Wyse’s crops are also bred to work within the upper Midwest’s shortened growing season. That narrow window is one reason why so few Minnesota farmers use cover crops and perennials — there’s not much time to harvest in the fall and then plant again before the ground freezes. That’s where equipment like an interseeder or a seed tender, which allows farmers to haul more cover crop seeds so they spend less time going back and forth to the seed shop, can help. The Minnesota chapter of the Nature Conservancy is helping farmers around the state to buy or lease such equipment, but Rich Biske, who oversees the nonprofit agricultural programs, says more investment at the state level is needed.

“With a few more pieces of equipment out there, and some people to run them,” he says, “we can have dramatically more cover crop acres.”

In addition to laying out practical steps that the state can take to reduce greenhouse gas emissions in the agricultural sector, the governor’s framework also notes that more research is needed to explain how greenhouse gasses flow into and out of landscapes.

“It takes a really long time to change soil, literally decades,” says Pat Lunemann, a farmer in central Minnesota, who like Schwagerl was on the governor’s advisory council. “And you can ruin soil in a short period of time with the wrong crops and the wrong practices. So as the state looks forward, we’re hoping to do a whole lot more research to figure out what creates better soil health.”

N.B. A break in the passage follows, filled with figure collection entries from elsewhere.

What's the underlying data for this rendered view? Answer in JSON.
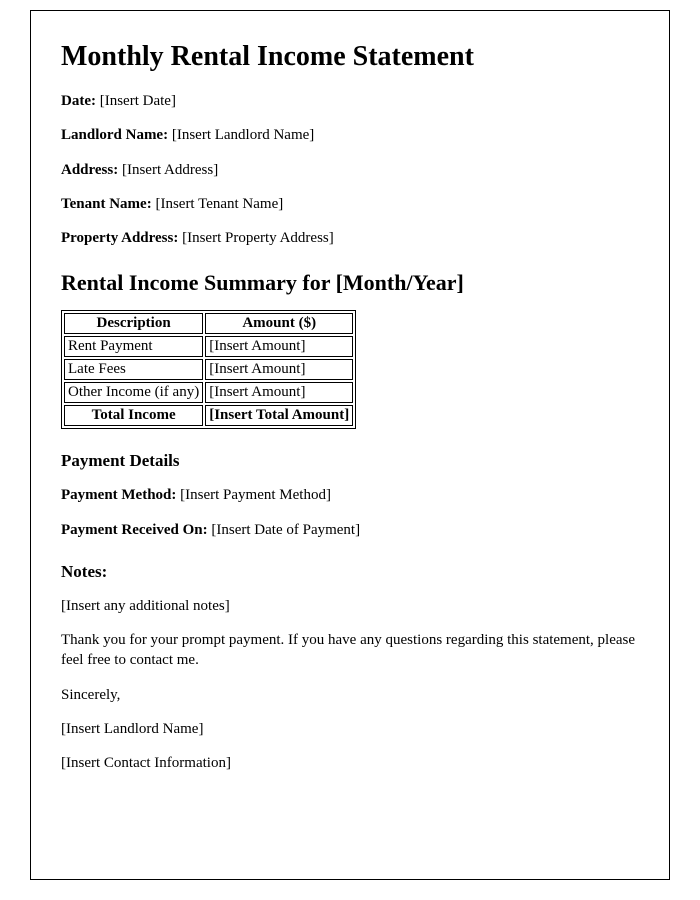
{
  "title": "Monthly Rental Income Statement",
  "fields": {
    "date": {
      "label": "Date:",
      "value": "[Insert Date]"
    },
    "landlord": {
      "label": "Landlord Name:",
      "value": "[Insert Landlord Name]"
    },
    "address": {
      "label": "Address:",
      "value": "[Insert Address]"
    },
    "tenant": {
      "label": "Tenant Name:",
      "value": "[Insert Tenant Name]"
    },
    "property": {
      "label": "Property Address:",
      "value": "[Insert Property Address]"
    }
  },
  "summary": {
    "heading_prefix": "Rental Income Summary for ",
    "period": "[Month/Year]",
    "columns": [
      "Description",
      "Amount ($)"
    ],
    "rows": [
      {
        "desc": "Rent Payment",
        "amount": "[Insert Amount]"
      },
      {
        "desc": "Late Fees",
        "amount": "[Insert Amount]"
      },
      {
        "desc": "Other Income (if any)",
        "amount": "[Insert Amount]"
      }
    ],
    "total": {
      "label": "Total Income",
      "amount": "[Insert Total Amount]"
    }
  },
  "payment": {
    "heading": "Payment Details",
    "method": {
      "label": "Payment Method:",
      "value": "[Insert Payment Method]"
    },
    "received": {
      "label": "Payment Received On:",
      "value": "[Insert Date of Payment]"
    }
  },
  "notes": {
    "heading": "Notes:",
    "placeholder": "[Insert any additional notes]",
    "thankyou": "Thank you for your prompt payment. If you have any questions regarding this statement, please feel free to contact me.",
    "closing": "Sincerely,",
    "signature_name": "[Insert Landlord Name]",
    "contact": "[Insert Contact Information]"
  },
  "style": {
    "background_color": "#ffffff",
    "border_color": "#000000",
    "text_color": "#000000",
    "h1_fontsize": 28,
    "h2_fontsize": 22,
    "h3_fontsize": 17,
    "body_fontsize": 15
  }
}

The state’s ambitions for sequestering more carbon in the agricultural sector will come to naught though if Walz cannot convince farmers to make a big change in how they go about farming for the sake of the planet.

“In Minnesota, we’ve got a real urban-rural divide,” Lunemann says. “It’s not unlike other parts of the United States. And so the same issues that we’ve had with Covid vaccine, we also have with some of our other things, too, like the belief that climate change is occurring. It’s very frustrating.”

But Schwagerl says she was recently invited to give a talk on climate issues in a “super conservative” part of the state. A decade ago, that would have been unheard of. “So I’m cautiously optimistic.”